Fandor subscribers will have access to more than a thousand hours of independent titles, including exclusive acquisitions from international film festivals and titles from existing partners and key providers. The updated platform features a new design and intuitive user-experience.
“With over a decade of experience in streaming independent cinema, we are proud to bring new life to a service so dedicated to independent filmmakers and the incredible films they create,” Phil Hopkins, president of Fandor, said in a statement.
Originally launched at the South by Southwest film festival in 2011, Fandor has served as a pioneer in the elevation of independent film, both through its streaming platform as well as through written and video editorial pieces.

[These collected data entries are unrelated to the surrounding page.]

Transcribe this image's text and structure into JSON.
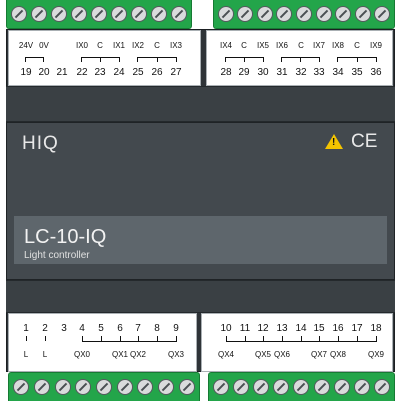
{
  "brand": "HIQ",
  "model": "LC-10-IQ",
  "description": "Light controller",
  "certification": "CE",
  "warning_symbol": "!",
  "colors": {
    "terminal": "#23a54a",
    "housing": "#2f3438",
    "front": "#43494e",
    "plate": "#5e666c"
  },
  "top_terminals": {
    "left": {
      "labels": [
        "24V",
        "0V",
        "",
        "IX0",
        "C",
        "IX1",
        "IX2",
        "C",
        "IX3"
      ],
      "numbers": [
        "19",
        "20",
        "21",
        "22",
        "23",
        "24",
        "25",
        "26",
        "27"
      ]
    },
    "right": {
      "labels": [
        "IX4",
        "C",
        "IX5",
        "IX6",
        "C",
        "IX7",
        "IX8",
        "C",
        "IX9"
      ],
      "numbers": [
        "28",
        "29",
        "30",
        "31",
        "32",
        "33",
        "34",
        "35",
        "36"
      ]
    }
  },
  "bottom_terminals": {
    "left": {
      "numbers": [
        "1",
        "2",
        "3",
        "4",
        "5",
        "6",
        "7",
        "8",
        "9"
      ],
      "labels": [
        "L",
        "L",
        "",
        "QX0",
        "",
        "QX1",
        "QX2",
        "",
        "QX3"
      ]
    },
    "right": {
      "numbers": [
        "10",
        "11",
        "12",
        "13",
        "14",
        "15",
        "16",
        "17",
        "18"
      ],
      "labels": [
        "QX4",
        "",
        "QX5",
        "QX6",
        "",
        "QX7",
        "QX8",
        "",
        "QX9"
      ]
    }
  }
}
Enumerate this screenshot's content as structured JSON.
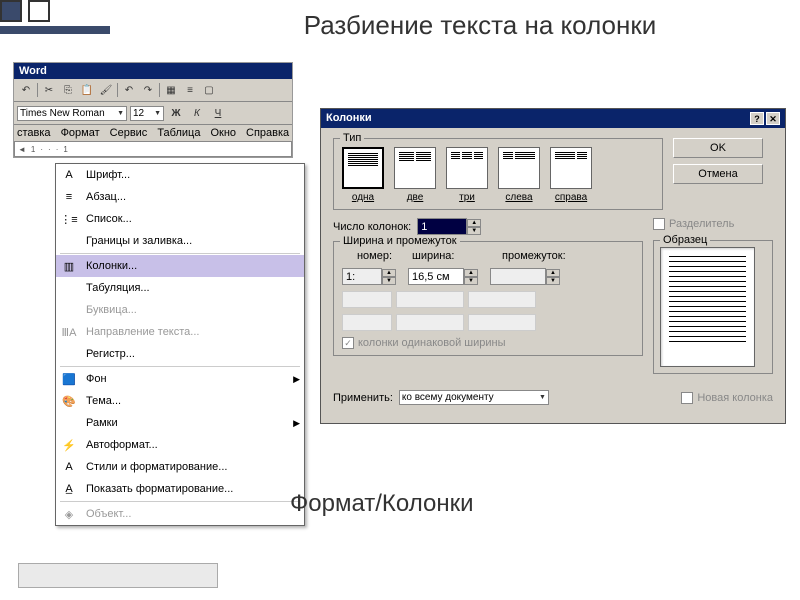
{
  "title_main": "Разбиение текста на колонки",
  "footer": "Формат/Колонки",
  "word": {
    "title": "Word",
    "font_name": "Times New Roman",
    "font_size": "12",
    "bold": "Ж",
    "italic": "К",
    "underline": "Ч"
  },
  "menubar": {
    "m1": "ставка",
    "m2": "Формат",
    "m3": "Сервис",
    "m4": "Таблица",
    "m5": "Окно",
    "m6": "Справка"
  },
  "menu": {
    "font": "Шрифт...",
    "para": "Абзац...",
    "list": "Список...",
    "borders": "Границы и заливка...",
    "columns": "Колонки...",
    "tabs": "Табуляция...",
    "dropcap": "Буквица...",
    "textdir": "Направление текста...",
    "register": "Регистр...",
    "bg": "Фон",
    "theme": "Тема...",
    "frames": "Рамки",
    "autoformat": "Автоформат...",
    "styles": "Стили и форматирование...",
    "reveal": "Показать форматирование...",
    "object": "Объект..."
  },
  "dialog": {
    "title": "Колонки",
    "type_label": "Тип",
    "t1": "одна",
    "t2": "две",
    "t3": "три",
    "t4": "слева",
    "t5": "справа",
    "ok": "OK",
    "cancel": "Отмена",
    "num_label": "Число колонок:",
    "num_value": "1",
    "separator": "Разделитель",
    "width_group": "Ширина и промежуток",
    "col_num": "номер:",
    "col_width": "ширина:",
    "col_gap": "промежуток:",
    "row1_num": "1:",
    "row1_width": "16,5 см",
    "equal": "колонки одинаковой ширины",
    "preview": "Образец",
    "apply_label": "Применить:",
    "apply_value": "ко всему документу",
    "new_col": "Новая колонка"
  }
}
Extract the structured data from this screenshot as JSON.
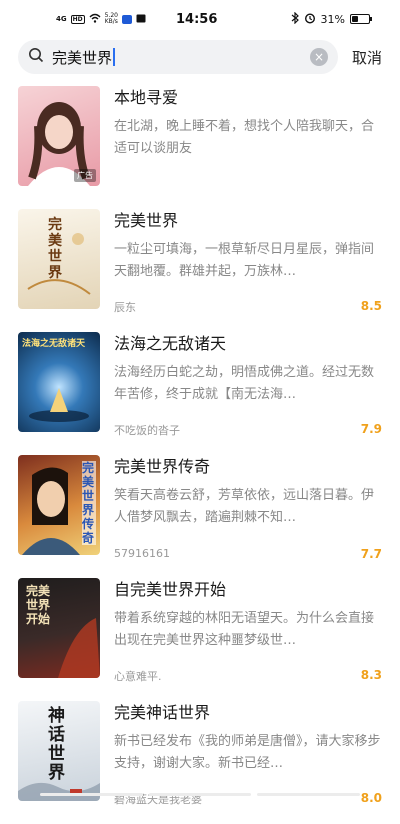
{
  "status_bar": {
    "network": "4G",
    "hd_badge": "HD",
    "speed_value": "5.20",
    "speed_unit": "KB/s",
    "time": "14:56",
    "battery": "31%",
    "battery_level": 0.31,
    "icons": [
      "signal-icon",
      "wifi-icon",
      "message-icon",
      "bluetooth-icon",
      "alarm-icon",
      "battery-icon"
    ]
  },
  "search": {
    "query": "完美世界",
    "cancel_label": "取消",
    "clear_icon": "×"
  },
  "results": [
    {
      "title": "本地寻爱",
      "desc": "在北湖，晚上睡不着，想找个人陪我聊天，合适可以谈朋友",
      "author": "",
      "score": "",
      "cover_badge": "广告",
      "colors": [
        "#f3c9cf",
        "#e88f9c"
      ]
    },
    {
      "title": "完美世界",
      "desc": "一粒尘可填海，一根草斩尽日月星辰，弹指间天翻地覆。群雄并起，万族林…",
      "author": "辰东",
      "score": "8.5",
      "cover_text": "完美世界",
      "colors": [
        "#f7f0e2",
        "#d9c8a7"
      ]
    },
    {
      "title": "法海之无敌诸天",
      "desc": "法海经历白蛇之劫，明悟成佛之道。经过无数年苦修，终于成就【南无法海…",
      "author": "不吃饭的沓子",
      "score": "7.9",
      "cover_text": "法海之无敌诸天",
      "colors": [
        "#0e3b66",
        "#2f80c2"
      ]
    },
    {
      "title": "完美世界传奇",
      "desc": "笑看天高卷云舒，芳草依依，远山落日暮。伊人借梦风飘去，踏遍荆棘不知…",
      "author": "57916161",
      "score": "7.7",
      "cover_text": "完美世界传奇",
      "colors": [
        "#a9472a",
        "#e9c26b"
      ]
    },
    {
      "title": "自完美世界开始",
      "desc": "带着系统穿越的林阳无语望天。为什么会直接出现在完美世界这种噩梦级世…",
      "author": "心意难平.",
      "score": "8.3",
      "cover_text": "完美世界开始",
      "colors": [
        "#2c2a2a",
        "#7a2a22"
      ]
    },
    {
      "title": "完美神话世界",
      "desc": "新书已经发布《我的师弟是唐僧》，请大家移步支持，谢谢大家。新书已经…",
      "author": "碧海蓝天是我老婆",
      "score": "8.0",
      "cover_text": "神话世界",
      "colors": [
        "#eef1f4",
        "#aab6c2"
      ]
    }
  ]
}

Launching alongside the rebooted Fandor service will be “Keyframe,” Fandor’s digital editorial publication featuring written and video exploration of independent cinema. Composed of articles, interviews, reviews, and video essays, Keyframe aims to serve as a community for filmmakers, writers, and film enthusiasts featuring editorial deep dives and tributes, such as a recent celebration of the work of director Werner Herzog, as well as monthly hand-picked featured playlists available on the Fandor service.
In addition, the Fandor Festival Podcast seeks to explore the best of independent film festivals, hosted by former Fandor executive Chris Kelly and morning radio personality Hooman Khalili, and featuring producer Bryn Nguyen. Guests include filmmakers, film festival founders, and industry leaders with engaging insights on festival films, available on Spotify, YouTube, Apple Podcasts and Simplecast.
“The last five years have seen accelerated access to content across the streaming spectrum. Yet even with all these choices, much of independent cinema has been left behind and cinephiles often have difficulty finding films of interest on massive streaming platforms,” Erick Opeka, president and chief strategy officer at Cinedigm, said in a statement. “Fandor has been a pioneer in this space and offers a haven for Cinephiles looking for deep and meaningful titles that made them fall in love with films in the first place.”
The updated Fandor streaming service will be available on iOS and Android mobile devices, web, and Roku, with ad-free access to the entire Fandor library for $4.99 per month or $49.99 per year. Free, ad-supported access to select titles from the Fandor library will also be available at launch and new platforms will roll out over the rest of the year.